Job queues are an essential component in non-trivial distributed applications. They are used for a number of reasons. Performing long-running or expensive tasks asynchronously, notifying several systems when something happens in another system are a couple of examples.

Job queues are also a great tool to improve system reliability. In this article I will explore some approaches to using job queues which I have found to benefit systems in terms of reliability.

As to everything, there are trade-offs to using job queues. I will cover them in a follow-up blog post.

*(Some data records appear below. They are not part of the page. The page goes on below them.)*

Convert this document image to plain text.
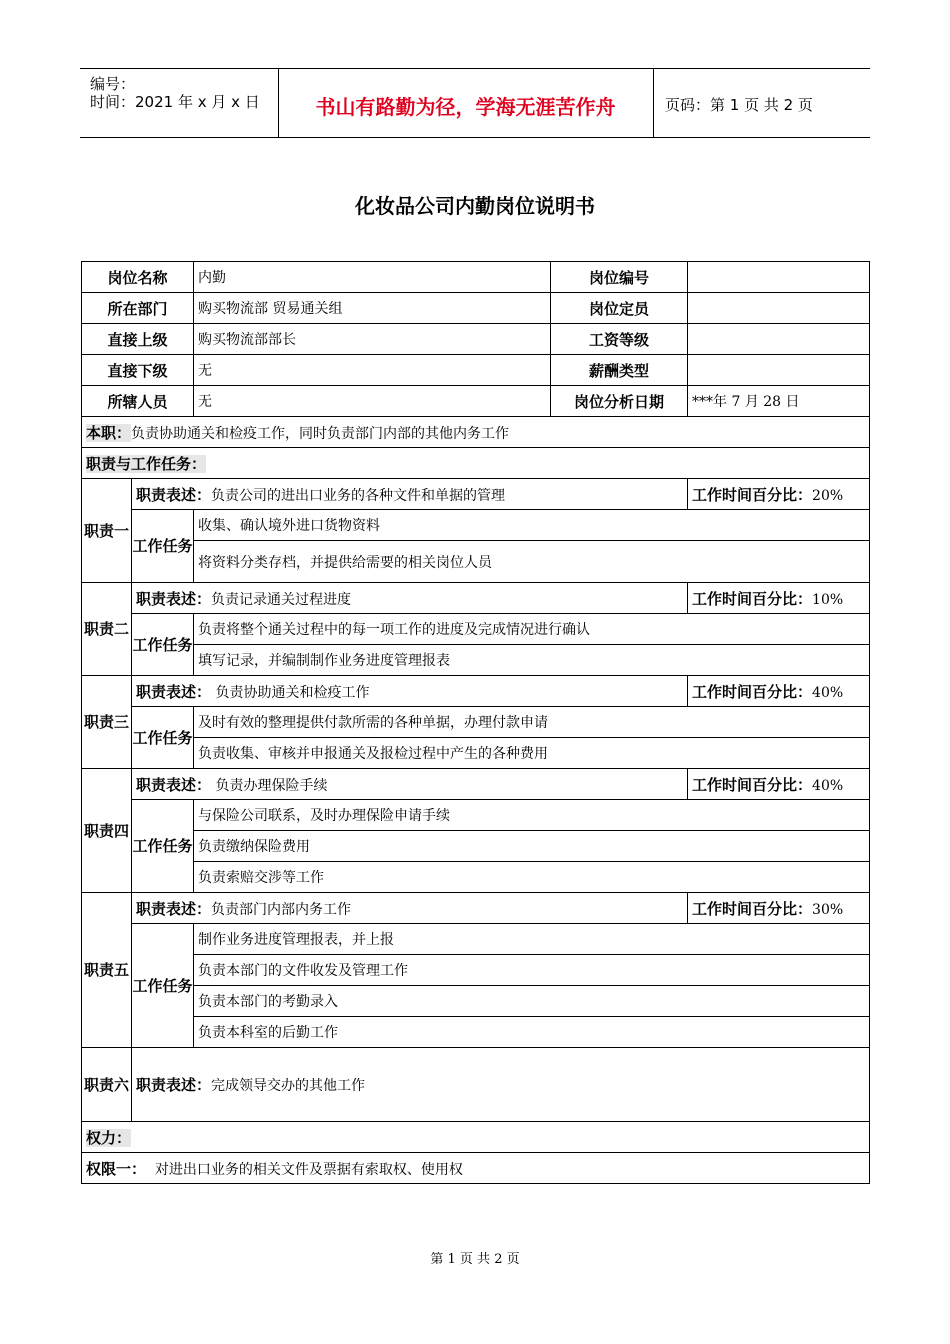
编号：
时间：2021 年 x 月 x 日	书山有路勤为径，学海无涯苦作舟	页码：第 1 页 共 2 页
化妆品公司内勤岗位说明书
岗位名称		内勤	岗位编号	
所在部门		购买物流部 贸易通关组	岗位定员	
直接上级		购买物流部部长	工资等级	
直接下级		无	薪酬类型	
所辖人员		无	岗位分析日期	***年 7 月 28 日
本职：负责协助通关和检疫工作，同时负责部门内部的其他内务工作				
职责与工作任务：				
职责一	职责表述：负责公司的进出口业务的各种文件和单据的管理			工作时间百分比：20%
	工作任务	收集、确认境外进口货物资料		
		将资料分类存档，并提供给需要的相关岗位人员		
职责二	职责表述：负责记录通关过程进度			工作时间百分比：10%
	工作任务	负责将整个通关过程中的每一项工作的进度及完成情况进行确认		
		填写记录，并编制制作业务进度管理报表		
职责三	职责表述： 负责协助通关和检疫工作			工作时间百分比：40%
	工作任务	及时有效的整理提供付款所需的各种单据，办理付款申请		
		负责收集、审核并申报通关及报检过程中产生的各种费用		
职责四	职责表述： 负责办理保险手续			工作时间百分比：40%
	工作任务	与保险公司联系，及时办理保险申请手续		
		负责缴纳保险费用		
		负责索赔交涉等工作		
职责五	职责表述：负责部门内部内务工作			工作时间百分比：30%
	工作任务	制作业务进度管理报表，并上报		
		负责本部门的文件收发及管理工作		
		负责本部门的考勤录入		
		负责本科室的后勤工作		
职责六	职责表述：完成领导交办的其他工作			
权力：				
权限一： 对进出口业务的相关文件及票据有索取权、使用权				
第 1 页 共 2 页
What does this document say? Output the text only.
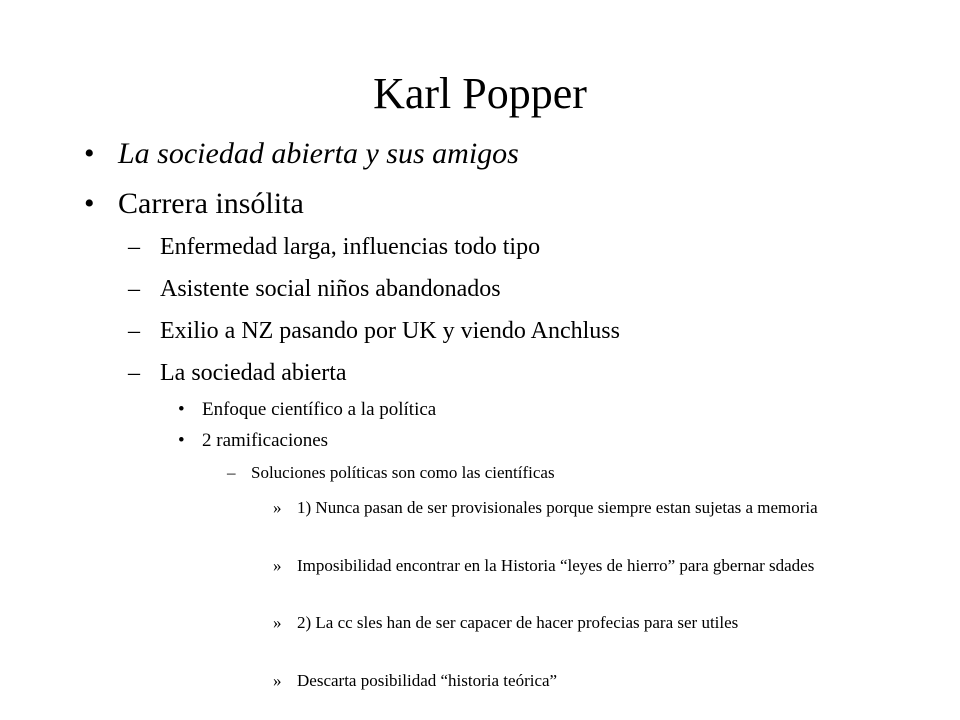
Karl Popper
• La sociedad abierta y sus amigos
• Carrera insólita
– Enfermedad larga, influencias todo tipo
– Asistente social niños abandonados
– Exilio a NZ pasando por UK y viendo Anchluss
– La sociedad abierta
• Enfoque científico a la política
• 2 ramificaciones
– Soluciones políticas son como las científicas
» 1) Nunca pasan de ser provisionales porque siempre estan sujetas a memoria
» Imposibilidad encontrar en la Historia “leyes de hierro” para gbernar sdades
» 2) La cc sles han de ser capacer de hacer profecias para ser utiles
» Descarta posibilidad “historia teórica”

Improving System Reliability with Job Queues

Frequently, an application architecture involving a job queue, looks like this:

This simple design already provides many possibilities to improve system reliability.

Initial Acceptance Layer

Many applications process requests that trigger an action but do not yield immediate responses. I.e.: send an email, process a payment, order food. These systems can place a job queue between their API endpoint and the backend that does all the processing. In that case, the input endpoint could depend solely on the job queue. Since job queues lend themselves quite well to highly-available setups, the forementioned endpoint could become very reliable.

Rate Limitting

Many times job queues are not meant to be implemented as rate limitters but they do end up fulfilling the role. The processing layer pulls jobs from the queue at the rate it can process so the queue acts like the bucket in the leaky bucket rate limitter implementation.

This can keep the whole system from becoming overwhelmed. Furthermore, when needed, some traffic could be prioritised to enable quick processing of critical jobs.

Ability to Retry

Another advantage of using job queues is the ability to implement retry mechanisms for failed jobs. This allows the processing system to experience critical failures (as long as recovery is quick enough) and pick up right where it left off.

Summary

Utilizing job queues can lead to significantly more reliable applications. As with everything, there are trade-offs to be considered but the net positive tends to outweight the negative. I will describe some of these trade-offs in a follow-up article.